V.

It was high noon at Jefferson, and Ben Wade brought his fist down upon the cover of the volume of Blackstone he had closed, as he arose to go to dinner, and ejaculated, “Who the d—l is that, Gid?”

The pleasant, bland countenanced gentleman to whom these words were addressed looked up, and there in front of the little office bearing the unpretentious sign,

“GIDDINGS & WADE,

ATTORNEYS AT LAW.”

were two plump, rosy-cheeked girls, each engaged in hitching a horse.

“Zounds, Ben, you ought to know your Trumbull county friends. It hasn’t been so long since you taught school at the Center of Hartfort that you should have forgotten the Bushnells and the Plumbs.”

“The h—ll! I wonder if those two lasses can be the little Mollies I used to enjoy so much.”

“They are the Miss Bushnell and Miss Plumb I met at Sutliff’s a few days ago, though I do not know their names.”

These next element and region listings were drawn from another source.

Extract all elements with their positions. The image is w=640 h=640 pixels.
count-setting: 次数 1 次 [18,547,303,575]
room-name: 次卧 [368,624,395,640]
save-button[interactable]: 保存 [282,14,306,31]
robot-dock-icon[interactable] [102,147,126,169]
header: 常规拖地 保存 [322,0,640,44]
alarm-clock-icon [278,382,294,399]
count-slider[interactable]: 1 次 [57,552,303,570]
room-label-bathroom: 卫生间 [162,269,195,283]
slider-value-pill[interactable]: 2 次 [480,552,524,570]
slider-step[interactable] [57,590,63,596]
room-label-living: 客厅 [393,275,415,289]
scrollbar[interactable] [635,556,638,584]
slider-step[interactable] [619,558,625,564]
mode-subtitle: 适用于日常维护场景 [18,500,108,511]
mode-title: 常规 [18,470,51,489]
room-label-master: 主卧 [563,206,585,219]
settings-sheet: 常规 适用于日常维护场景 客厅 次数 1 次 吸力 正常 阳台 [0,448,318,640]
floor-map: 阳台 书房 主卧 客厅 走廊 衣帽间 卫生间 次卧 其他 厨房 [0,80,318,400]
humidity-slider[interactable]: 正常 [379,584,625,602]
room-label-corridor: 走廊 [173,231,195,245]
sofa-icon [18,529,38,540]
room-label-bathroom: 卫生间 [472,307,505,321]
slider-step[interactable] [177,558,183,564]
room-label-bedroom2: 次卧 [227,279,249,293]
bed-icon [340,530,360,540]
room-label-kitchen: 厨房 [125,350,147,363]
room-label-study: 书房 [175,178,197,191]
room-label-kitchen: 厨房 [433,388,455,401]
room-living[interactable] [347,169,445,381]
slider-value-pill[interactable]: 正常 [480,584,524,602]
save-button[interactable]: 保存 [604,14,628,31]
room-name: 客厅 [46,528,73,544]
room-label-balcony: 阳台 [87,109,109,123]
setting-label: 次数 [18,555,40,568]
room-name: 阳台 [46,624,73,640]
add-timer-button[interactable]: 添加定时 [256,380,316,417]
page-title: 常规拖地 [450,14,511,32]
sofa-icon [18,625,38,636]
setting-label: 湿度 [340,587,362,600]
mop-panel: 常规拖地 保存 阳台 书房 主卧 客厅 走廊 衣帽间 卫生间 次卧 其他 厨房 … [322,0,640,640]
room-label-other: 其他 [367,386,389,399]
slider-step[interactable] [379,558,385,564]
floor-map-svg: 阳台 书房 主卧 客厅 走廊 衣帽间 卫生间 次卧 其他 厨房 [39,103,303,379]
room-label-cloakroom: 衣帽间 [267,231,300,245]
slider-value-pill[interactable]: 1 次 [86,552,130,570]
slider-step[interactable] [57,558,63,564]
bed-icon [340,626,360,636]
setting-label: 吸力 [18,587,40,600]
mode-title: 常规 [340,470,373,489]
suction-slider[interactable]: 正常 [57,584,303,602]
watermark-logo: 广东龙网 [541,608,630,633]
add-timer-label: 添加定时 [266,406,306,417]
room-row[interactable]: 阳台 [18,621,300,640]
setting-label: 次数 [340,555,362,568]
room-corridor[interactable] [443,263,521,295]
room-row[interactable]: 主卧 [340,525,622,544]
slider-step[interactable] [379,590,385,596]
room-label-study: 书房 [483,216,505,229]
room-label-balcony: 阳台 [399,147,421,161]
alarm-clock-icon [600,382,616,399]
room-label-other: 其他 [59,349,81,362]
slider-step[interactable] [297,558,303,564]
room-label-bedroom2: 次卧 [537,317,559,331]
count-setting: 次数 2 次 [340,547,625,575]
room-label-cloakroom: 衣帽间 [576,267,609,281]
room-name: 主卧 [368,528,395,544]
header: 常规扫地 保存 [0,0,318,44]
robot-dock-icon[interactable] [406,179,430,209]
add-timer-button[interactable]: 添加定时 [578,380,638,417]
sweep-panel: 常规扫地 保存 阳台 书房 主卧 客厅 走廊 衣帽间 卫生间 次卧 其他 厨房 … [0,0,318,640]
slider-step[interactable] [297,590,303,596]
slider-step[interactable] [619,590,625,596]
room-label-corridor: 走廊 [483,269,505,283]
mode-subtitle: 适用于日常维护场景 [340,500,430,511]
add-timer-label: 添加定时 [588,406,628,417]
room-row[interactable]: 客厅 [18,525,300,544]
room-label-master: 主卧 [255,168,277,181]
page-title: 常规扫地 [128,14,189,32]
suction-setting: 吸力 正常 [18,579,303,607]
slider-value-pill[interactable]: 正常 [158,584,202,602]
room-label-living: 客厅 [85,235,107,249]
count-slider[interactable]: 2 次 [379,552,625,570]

The two attorneys, as yet unknown to fame, attended, without fees, to the consultation of the young ladies, treated them and theirs to the best fare of him who was afterwards well known in Railroad circles as “Anno Mundi,” and then sent them forward with a kind letter of introduction to “Doctor” Henry Harris, the most likely man to greet them.